Question

Standard electrode potentials (\(\mathrm{M^{n+}/M}\)) of four metals A, B, C and D are given below: (A) \(-1.2\text{ V}\) (B) \(+0.5\text{ V}\) (C) \(+1.2\text{ V}\) (D) \(-3.0\text{ V}\) The correct increasing order for the reducing power of these metals will be:

• A. (D), (A), (C), (B)
• B. (D), (A), (B), (C)
• C. (C), (B), (A), (D)
• D. (B), (C), (A), (D)

Hint:

For metals, more negative standard reduction potential means stronger reducing agent because the metal is more easily oxidized.

Answer 1

The Correct Option is C

Concept: Reducing power of a metal depends upon its tendency to lose electrons. A metal having a more negative standard reduction potential \((E^\circ)\) is more readily oxidized and therefore acts as a stronger reducing agent. Thus, \[ \text{More negative } E^\circ \Rightarrow \text{Greater reducing power} \]

Step 1: Arrange the given electrode potentials.
\[ C=+1.2\text{ V} \] \[ B=+0.5\text{ V} \] \[ A=-1.2\text{ V} \] \[ D=-3.0\text{ V} \]
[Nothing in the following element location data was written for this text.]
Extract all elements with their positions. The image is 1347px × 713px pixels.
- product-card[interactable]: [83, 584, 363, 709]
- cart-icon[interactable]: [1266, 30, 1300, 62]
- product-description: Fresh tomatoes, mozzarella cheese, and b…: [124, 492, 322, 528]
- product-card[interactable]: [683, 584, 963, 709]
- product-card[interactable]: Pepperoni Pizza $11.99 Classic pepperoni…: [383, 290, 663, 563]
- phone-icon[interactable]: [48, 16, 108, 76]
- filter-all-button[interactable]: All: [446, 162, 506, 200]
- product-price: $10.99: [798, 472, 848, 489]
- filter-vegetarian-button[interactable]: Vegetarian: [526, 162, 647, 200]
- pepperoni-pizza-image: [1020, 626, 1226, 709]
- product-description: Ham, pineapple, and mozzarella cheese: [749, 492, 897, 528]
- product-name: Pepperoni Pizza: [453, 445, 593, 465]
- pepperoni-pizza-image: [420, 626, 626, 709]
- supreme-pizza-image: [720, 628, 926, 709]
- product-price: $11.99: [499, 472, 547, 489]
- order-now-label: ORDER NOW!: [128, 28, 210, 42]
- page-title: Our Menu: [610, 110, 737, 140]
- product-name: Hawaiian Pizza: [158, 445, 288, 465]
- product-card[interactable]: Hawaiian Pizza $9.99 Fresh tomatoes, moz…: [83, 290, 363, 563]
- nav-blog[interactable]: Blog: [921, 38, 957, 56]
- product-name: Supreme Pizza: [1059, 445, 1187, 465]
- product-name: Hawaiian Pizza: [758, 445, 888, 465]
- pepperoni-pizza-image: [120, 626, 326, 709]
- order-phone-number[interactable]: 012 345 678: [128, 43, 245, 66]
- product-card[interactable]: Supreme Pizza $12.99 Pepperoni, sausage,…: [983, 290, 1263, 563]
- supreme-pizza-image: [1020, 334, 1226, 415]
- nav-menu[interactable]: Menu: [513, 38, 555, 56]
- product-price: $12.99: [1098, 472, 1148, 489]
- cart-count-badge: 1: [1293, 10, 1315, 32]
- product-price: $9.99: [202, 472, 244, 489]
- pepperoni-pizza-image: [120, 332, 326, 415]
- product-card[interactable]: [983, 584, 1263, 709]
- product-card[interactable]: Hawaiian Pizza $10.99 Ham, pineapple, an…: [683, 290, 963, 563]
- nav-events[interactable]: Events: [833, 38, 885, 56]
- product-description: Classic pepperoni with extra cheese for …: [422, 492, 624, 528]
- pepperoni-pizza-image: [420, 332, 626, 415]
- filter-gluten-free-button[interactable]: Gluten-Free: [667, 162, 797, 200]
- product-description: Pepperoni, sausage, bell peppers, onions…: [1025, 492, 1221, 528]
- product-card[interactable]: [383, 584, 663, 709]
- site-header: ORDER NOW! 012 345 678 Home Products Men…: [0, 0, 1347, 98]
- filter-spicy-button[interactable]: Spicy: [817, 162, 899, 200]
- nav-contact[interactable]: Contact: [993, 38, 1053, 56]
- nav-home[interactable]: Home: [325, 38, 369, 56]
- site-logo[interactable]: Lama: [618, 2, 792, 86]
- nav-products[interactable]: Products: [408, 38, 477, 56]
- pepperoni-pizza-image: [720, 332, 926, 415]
Step 2: Relate electrode potential to reducing nature.
Metal C has the highest positive reduction potential, therefore it has the least tendency to lose electrons and hence the least reducing power. Metal D has the most negative reduction potential and therefore the greatest tendency to lose electrons. Hence reducing power increases in the order: \[ C < B < A < D \]

Step 3: Write the required increasing order.
\[ \boxed{(C),(B),(A),(D)} \]